Cet état de guerre accentuera la radicalisation de part et d'autre et empê­chera l''émergence de nouvelles forces politiques laïques en remplace­ment des dirigeants disqualifiés qui se maintiennent au pouvoir par la force des armes et par la perfusion occidentale.

L'issue de cette situation ne fait guère de doute : il faut s'attendre à ce que les Américains, dans un souci d'éviter la vietnamisation de la région, remettent les clefs des États à des islamistes dits "modérés" et provoquent une déferlante islamiste de l'Irak au Maroc.

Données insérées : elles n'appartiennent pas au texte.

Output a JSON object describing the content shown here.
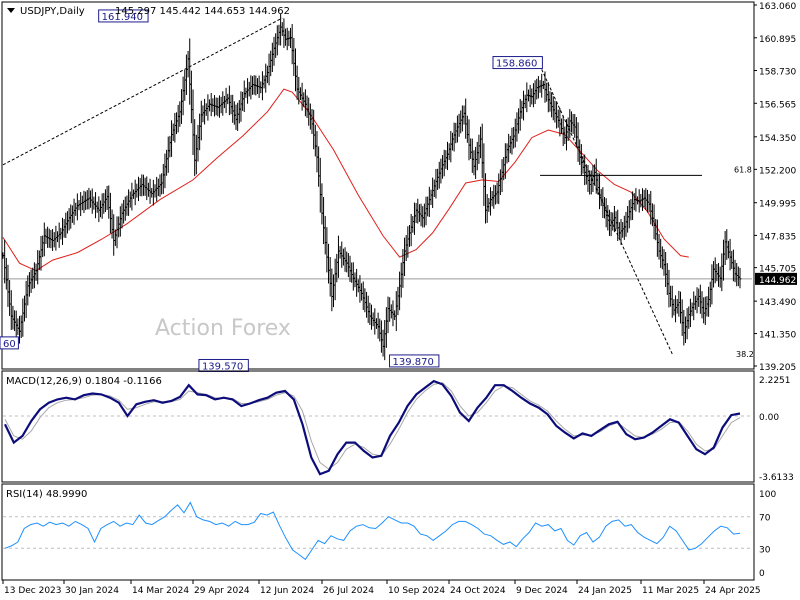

Une fois installés, les islamistes sauront retrouver le chemin de la récon­ciliation avec les États-Unis. En Occident, les Européens seront les per­dants de la nouvelle ère car leurs dirigeants auront soutenu jusqu'au bout - pour empêcher l'arrivée des islamistes - des régimes totalitaires despo­tiques corrompus et surtout inefficaces et déconsidérés. Ensuite, ce sera aux peuples arabes et musulmans de payer le plus lourd tribut : leurs droits seront réduits à une peau de chagrin, leurs forces vives quitteront les pays, leur niveau de vie baissera encore et la colonisation occidentale en sortira renforcée.

C'est pour cette raison que les peuples du monde arabo-musulman et les peuples d'Europe gagneront à se mobiliser ensemble et séparément pour aider à l'émergence de forces nouvelles et laïques dans les pays arabes et musulmans, forces capables de porter haut la lutte pour les libertés, la dé­mocratie, les droits de l'homme - et de la femme - . Mais elles devront porter en amont de leurs revendications la nécessité de mettre fin à la co­lonisation occidentale du monde, condition nécessaire pour que tous les humains - sans exception - soient admis à la table de l'humanité à égalité totale des droits et des devoirs, condition nécessaire pour que soient re­connus les droits des individus et des sociétés à une vie libre et juste.